Given a real Hilbert space $\mathcal{H}$.
Consider symmetric forms: $$s:\mathcal{H}\times\mathcal{H}\to\mathbb{R}:\quad s(\psi,\varphi)=s(\varphi,\psi)$$
By polarization one obtains: $$s(\varphi,\psi)=\frac{1}{4}\{s(\varphi+\psi,\varphi+\psi)-s(\varphi-\psi,\varphi-\psi)\}$$
Consider arbitrary forms: $$s:\mathcal{H}\times\mathcal{H}\to\mathbb{R}:\quad s(\psi,\varphi)\neq s(\varphi,\psi)$$
Can one reconstruct them?
Let $X$ be a real vector space. Let $\mathcal{B}$ be the real vector space of bilinear forms $X \times X \to \mathbb{R}$ with the natural pointwise operations.
Now $\mathcal{B}$ is the internal direct sum of the subspaces $\mathcal{B}_s$ and $\mathcal{B}_a$ of symmetric forms and antisymmetric forms. A bilinear form $f$ is symmetric if $f(x,y) = f(y,x)$ for all $x,y \in X$. A bilinear form is antisymmetric if $f(x,y) = -f(y,x)$ for all $x,y \in X$. Equivalently, a bilinear form is antisymmetric iff $f(x,x) = 0$ for all $x \in X$.

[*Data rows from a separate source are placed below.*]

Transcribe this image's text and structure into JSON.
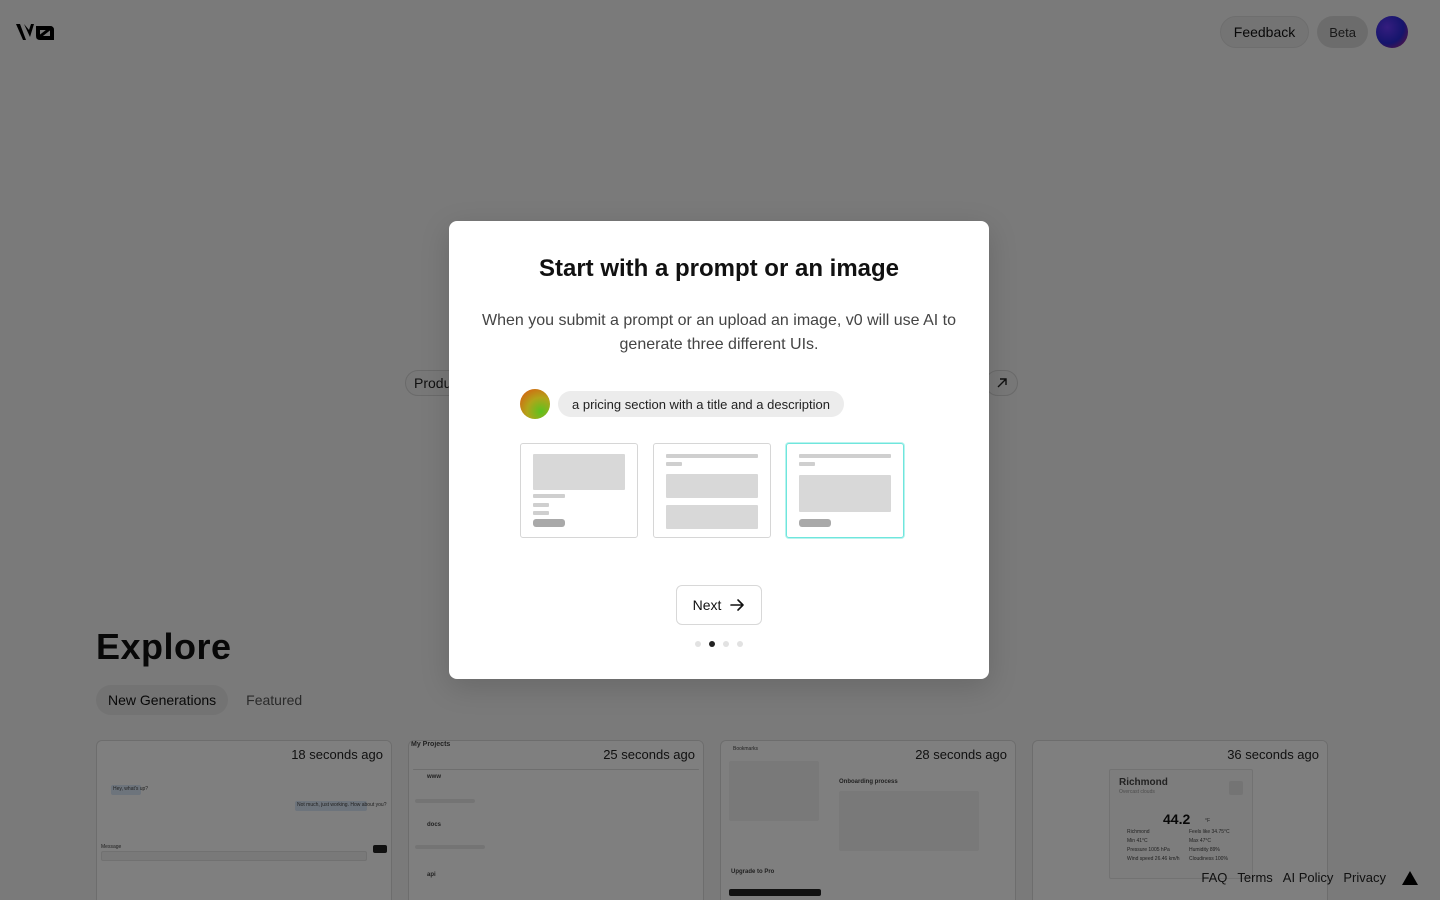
{
  "header": {
    "feedback_label": "Feedback",
    "beta_label": "Beta"
  },
  "background": {
    "prompt_chip_left": "Produ"
  },
  "explore": {
    "title": "Explore",
    "tabs": [
      {
        "label": "New Generations",
        "active": true
      },
      {
        "label": "Featured",
        "active": false
      }
    ],
    "cards": [
      {
        "time": "18 seconds ago"
      },
      {
        "time": "25 seconds ago"
      },
      {
        "time": "28 seconds ago"
      },
      {
        "time": "36 seconds ago"
      }
    ],
    "card1": {
      "msg_in": "Hey, what's up?",
      "msg_out": "Not much, just working. How about you?",
      "message_label": "Message",
      "send_label": "Send"
    },
    "card2": {
      "title": "My Projects",
      "items": [
        "www",
        "docs",
        "api"
      ]
    },
    "card3": {
      "nav": "Bookmarks",
      "heading": "Onboarding process",
      "upgrade": "Upgrade to Pro"
    },
    "card4": {
      "city": "Richmond",
      "desc": "Overcast clouds",
      "temp": "44.2",
      "unit": "°F",
      "stats_left": [
        "Richmond",
        "Min 41°C",
        "Pressure 1005 hPa",
        "Wind speed 26.46 km/h"
      ],
      "stats_right": [
        "Feels like 34.75°C",
        "Max 47°C",
        "Humidity 89%",
        "Cloudiness 100%"
      ]
    }
  },
  "footer": {
    "links": [
      "FAQ",
      "Terms",
      "AI Policy",
      "Privacy"
    ]
  },
  "modal": {
    "title": "Start with a prompt or an image",
    "description": "When you submit a prompt or an upload an image, v0 will use AI to generate three different UIs.",
    "demo_prompt": "a pricing section with a title and a description",
    "next_label": "Next",
    "step_count": 4,
    "current_step": 2
  },
  "colors": {
    "overlay": "#000000",
    "selected_variant_border": "#6fe6dd"
  }
}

Given any bilinear form $f \in \mathcal{B}$, the symmetric and antisymmetric parts $f_s \in \mathcal{B}_s,f_a \in \mathcal{B}_a$ such that $f = f_s + f_a$ are given by \begin{align*} f_s(x,y) = \frac{f(x,y) + f(y,x)}{2} && f_a(x,y) = \frac{f(x,y) - f(y,x)}{2} \end{align*}
Associated to each bilinear form $f \in \mathcal{B}$ is the quadratic form $Q_f : X \to \mathbb{R}$ given by $Q_f(x) = f(x,x)$. Note the assignment $f \mapsto Q_f$ is linear i.e. $Q_{af + bg} = a Q_f + b Q_g$ for all bilinear forms $f,g$ and all scalars $a,b$.
I think what you are asking is "to what extent can I recover $f$ from $Q_f$?" You already know that the restriction of $f \mapsto Q_f$ to $\mathcal{B}_s$ is invertible, with inverse given by polar decomposition. But, note as well that $Q_f = 0$ if and only if $f$ is antisymmetric. So, the kernel of $f \mapsto Q_f$ exactly equals $\mathcal{B}_a$.
So, if $f = f_s + f_a$ is some bilinear form, then $Q_f = Q_{f_s}$. That is, you can recover the symmetric part of $f$ from $Q_f$, but you can never learn anything about the antisymmetric part.